Nachdem die neunjährige Aubry von einem seltsamen Leid heimgesucht wird, das ihr Krämpfe und Blutungen beschert, wenn sie lange an einem Ort ist oder dort zuvor schon war, kann sie nur wenige Tage an einem Ort verweilen. Im Laufe ihres Lebens reist sie – meist zu Fuß – durch die Welt und lernt so Wüsten, Klondike, Siam, Himalaya, Russland, Kongo … kennen. Zwar verliert sie durch dieses unstete Leben den Halt ihrer Familie, lernt jedoch zahlreiche Menschen kennen, die sie liebgewinnt – aber weiterzieht. Nur wenige Personen begegnen ihr immer wieder bzw. bleiben ihre Begleiter – oder sind es gar keine Personen, sondern Figuren aus Geschichten? Denn einen Ort gibt es doch, an dem Aubry in ihrem langen abenteuerlichen Leben länger bleiben kann, eine Bibliothek, in deren Büchern und Schriftrollen sie sich verliert. Ihr ganzes langes Leben lang hofft sie, eine Erklärung für ihre Krankheit zu bekommen …

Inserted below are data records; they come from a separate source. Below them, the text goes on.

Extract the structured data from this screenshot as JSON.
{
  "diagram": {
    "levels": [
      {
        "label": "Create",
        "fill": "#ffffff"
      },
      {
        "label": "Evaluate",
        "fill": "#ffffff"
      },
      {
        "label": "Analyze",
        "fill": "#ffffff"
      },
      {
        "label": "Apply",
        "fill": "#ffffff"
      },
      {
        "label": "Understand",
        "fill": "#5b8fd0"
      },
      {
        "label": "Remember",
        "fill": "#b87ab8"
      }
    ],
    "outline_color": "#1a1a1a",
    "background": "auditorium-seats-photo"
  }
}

Ein wenig ging es mir mit der Lektüre dieser Geschichte wohl wie der Protagonistin selbst – doch der Reihe nach: Die Handlung beginnt im Jahr 1885, sodass Aubrys (im wahrsten Sinne des Wortes) Lebensweg quasi durch das 20. Jh. führt – wenngleich ein in Teilen fiktives –, was dem Autor die Gelegenheit gibt, über die Transsibirische Eisenbahn, Aubrys erste Begegnung mit dem Eiffelturm und ähnlich bedeutsame „Phänomene“ zu fabulieren. Überhaupt geht es Westerbeke offenbar vor allem darum: das Fabulieren. Ja, er spricht Fernweh, Heimweh, Verluste, Verbundenheit usw. an, ja seine anfangs junge Protagonistin entwickelt sich im Verlauf der Geschichte, aber manches wirkte auch merkwürdig (ohne spoilern zu wollen, sage ich nur „Speer“ oder „Rätselball“ – und ja, ich bin mir bewusst, dass die Geschichte mehr oder minder in der Fantastik anzusiedeln ist) und so war vieles an der Geschichte für mich mehr „Erzählen um des Erzählens willen“. Ja, man merkt Westerbekes Stil den belesenen Bibliothekar an, denn sein Schreibstil ist unzweifelhaft bildgewaltig und in gewisser Weise fesselnd, variantenreich, doch Längen gab es durchaus. Im Nachhinein ergeben auch die Wechsel der Erzählzeit von Präsens zu Präteritum Sinn. Sinn ergeben auch einzelne Lehren, die der Autor seiner Leserschaft mitgibt, etwa dass man sich lieber über das freut, was man (gerade, vielleicht auch nur kurz) hat als über das grämt, was man nicht (mehr) hat (hört, hört, das Leben ist kurz …). Vielleicht müsste man diese Geschichte noch mehr als eine Art Parabel lesen (unser Leben in einer sich stets ändernden Umwelt oder so ähnlich), um sie vollends zu genießen oder zu verstehen. Meine Hoffnung war eine Geschichte im Stile von Addie LaRue, Benjamin Button usw. für Bücherliebhaber und in gewisser Hinsicht war es davon auch gar nicht so weit weg, vielleicht hatte ich nur zu hohe Erwartungen. Allerdings war meine Hoffnung auch, eine (nachvollziehbare) Erklärung für Aubrys Krankheit zu bekommen – und ja, es gibt eine Art Auflösung, doch die lässt mich ratlos zurück. Daher tue ich mich mit der Bewertung sehr schwer, weshalb ich sie mit 3,5 bzw. 3 Sternen für ein Buch, bei dem jeder selbst entscheiden sollte, anderen überlasse.